Genesis 6:12

29) als het vlees

Dat is, alle mensen; alzo moet men het woord vlees ook nemen, Jes. 40:6; Ps. 78:39, en elders.

Isa 40.6 Ps 78.39

30) zijn weg

Dat is, zijn voornemen, zeden, leven en wandel. Alzo Job 23:10; Ps. 1:1; Spreuk. 12:25, enz.

Job 23.10 Ps 1.1 Pr 12.25

2 Chronicles 32:8

15) vleselijke arm,

Hebreeuws, arm des vleses; dat is, een vleselijke en zwakke macht, waarop men zich niet kan verlaten.
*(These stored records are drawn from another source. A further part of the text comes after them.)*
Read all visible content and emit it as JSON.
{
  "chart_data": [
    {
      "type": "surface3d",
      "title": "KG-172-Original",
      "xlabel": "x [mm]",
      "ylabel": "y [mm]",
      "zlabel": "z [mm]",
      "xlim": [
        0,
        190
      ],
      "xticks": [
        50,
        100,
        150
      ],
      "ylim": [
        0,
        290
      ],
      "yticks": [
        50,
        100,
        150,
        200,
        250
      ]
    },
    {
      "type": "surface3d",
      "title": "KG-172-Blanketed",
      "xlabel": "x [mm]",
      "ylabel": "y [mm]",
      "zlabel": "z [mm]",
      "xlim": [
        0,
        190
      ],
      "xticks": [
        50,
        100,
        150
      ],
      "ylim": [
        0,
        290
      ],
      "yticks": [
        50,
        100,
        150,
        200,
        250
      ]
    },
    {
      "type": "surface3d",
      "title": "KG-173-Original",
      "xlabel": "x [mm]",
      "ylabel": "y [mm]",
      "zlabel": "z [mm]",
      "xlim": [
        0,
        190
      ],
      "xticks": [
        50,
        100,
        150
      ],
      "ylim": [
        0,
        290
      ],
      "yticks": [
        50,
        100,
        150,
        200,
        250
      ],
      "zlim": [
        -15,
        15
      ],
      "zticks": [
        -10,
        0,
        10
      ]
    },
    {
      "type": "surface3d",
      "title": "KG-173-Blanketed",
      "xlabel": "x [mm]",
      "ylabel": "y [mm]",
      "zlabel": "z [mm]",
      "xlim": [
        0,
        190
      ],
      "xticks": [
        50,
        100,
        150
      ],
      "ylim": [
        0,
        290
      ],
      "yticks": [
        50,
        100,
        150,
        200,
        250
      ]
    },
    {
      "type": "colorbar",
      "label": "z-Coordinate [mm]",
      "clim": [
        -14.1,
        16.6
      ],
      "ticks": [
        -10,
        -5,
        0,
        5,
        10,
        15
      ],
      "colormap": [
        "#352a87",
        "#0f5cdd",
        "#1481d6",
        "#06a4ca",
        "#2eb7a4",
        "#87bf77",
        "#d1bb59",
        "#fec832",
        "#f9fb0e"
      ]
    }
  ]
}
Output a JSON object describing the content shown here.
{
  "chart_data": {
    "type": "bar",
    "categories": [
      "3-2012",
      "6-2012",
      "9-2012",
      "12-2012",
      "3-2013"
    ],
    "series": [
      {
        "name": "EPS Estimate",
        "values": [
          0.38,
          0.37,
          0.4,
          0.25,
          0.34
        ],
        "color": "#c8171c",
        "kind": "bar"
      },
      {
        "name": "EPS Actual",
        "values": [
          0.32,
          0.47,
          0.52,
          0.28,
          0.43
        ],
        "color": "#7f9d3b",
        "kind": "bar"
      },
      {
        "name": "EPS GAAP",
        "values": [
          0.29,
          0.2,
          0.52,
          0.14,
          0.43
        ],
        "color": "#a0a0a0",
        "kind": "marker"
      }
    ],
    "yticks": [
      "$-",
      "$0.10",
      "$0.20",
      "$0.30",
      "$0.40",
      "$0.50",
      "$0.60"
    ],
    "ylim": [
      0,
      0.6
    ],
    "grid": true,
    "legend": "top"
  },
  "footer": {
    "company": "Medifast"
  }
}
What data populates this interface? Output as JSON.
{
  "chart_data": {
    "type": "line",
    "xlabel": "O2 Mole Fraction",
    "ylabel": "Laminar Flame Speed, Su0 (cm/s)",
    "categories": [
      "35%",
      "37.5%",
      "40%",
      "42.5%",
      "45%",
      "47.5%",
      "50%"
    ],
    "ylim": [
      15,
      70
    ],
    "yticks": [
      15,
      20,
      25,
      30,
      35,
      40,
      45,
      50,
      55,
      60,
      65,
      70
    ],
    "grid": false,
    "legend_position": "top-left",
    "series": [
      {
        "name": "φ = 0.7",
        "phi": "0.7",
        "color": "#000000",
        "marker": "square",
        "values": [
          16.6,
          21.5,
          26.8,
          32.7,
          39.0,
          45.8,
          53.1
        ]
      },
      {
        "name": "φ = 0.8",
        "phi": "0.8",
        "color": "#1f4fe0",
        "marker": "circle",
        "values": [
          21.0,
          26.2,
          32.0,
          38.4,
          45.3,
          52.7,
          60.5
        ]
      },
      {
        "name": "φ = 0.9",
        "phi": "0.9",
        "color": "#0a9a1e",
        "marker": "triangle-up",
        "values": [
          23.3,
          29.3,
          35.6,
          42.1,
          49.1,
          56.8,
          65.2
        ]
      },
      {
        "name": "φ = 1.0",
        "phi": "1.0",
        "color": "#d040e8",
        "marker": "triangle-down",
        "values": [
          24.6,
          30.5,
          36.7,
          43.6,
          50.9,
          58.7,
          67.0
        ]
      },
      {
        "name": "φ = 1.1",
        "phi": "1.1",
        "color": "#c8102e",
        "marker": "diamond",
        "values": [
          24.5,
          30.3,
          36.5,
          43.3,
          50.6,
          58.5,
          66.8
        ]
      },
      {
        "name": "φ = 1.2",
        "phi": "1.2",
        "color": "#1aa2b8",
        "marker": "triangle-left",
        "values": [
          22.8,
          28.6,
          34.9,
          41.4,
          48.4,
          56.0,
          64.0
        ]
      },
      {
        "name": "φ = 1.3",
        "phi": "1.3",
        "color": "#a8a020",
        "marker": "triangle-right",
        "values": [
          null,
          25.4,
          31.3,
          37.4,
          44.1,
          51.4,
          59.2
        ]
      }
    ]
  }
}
Zie Jer. 17:5; alzo arm voor sterkte, Ps. 10:15, en Ps. 44:4; Jer. 48:25; Ezech. 30:22, en vlees voor hetgeen zwak, broos en sterflijk is; Ps. 78:39; Jes. 31:3.

Jer 17.5 Ps 10.15 44.3 Jer 48.25 Eze 30.22 Ps 78.39 Isa 31.3

16) krijgen te krijgen.

Dat is, oorlogen te voeren; alzo 1 Sam. 8:20.

1Sa 8.20

17) steunde

Dat is, hield zich tevreden, zijnde getroost en zich verlatende op de macht en hulp des Heeren, van welke de koning hen in zijn voorgaande woorden verzekerd had.

Psalms 78:39

36) vlees

Zie Ps. 56:5.

Ps 56.4

37) wind,

Verg. Jak. 4:14.

Jas 4.14

Isaiah 31:3

12) uitstrekken,

Of, toewenden, neigen.

Isaiah 40:6

27) Een stem zegt:

Te weten de stem Gods, die de profeten, apostelen, evangelisten en alle getrouwe leraars onderwijst in de leer der waarheid, die zij den mensen moeten voordragen.

28) Roept!

Of, predikt. Alzo straks wederom.

29) hij zegt:

Te weten, elkeen der dienaren Gods.

30) Alle vlees

Dat is, alle mensen, zodanig als zij van nature zijn; Ps. 102:12, en Ps. 103:15. Zie ook Ps. 56:5, en Jak. 1:10; 1 Petr. 1:24.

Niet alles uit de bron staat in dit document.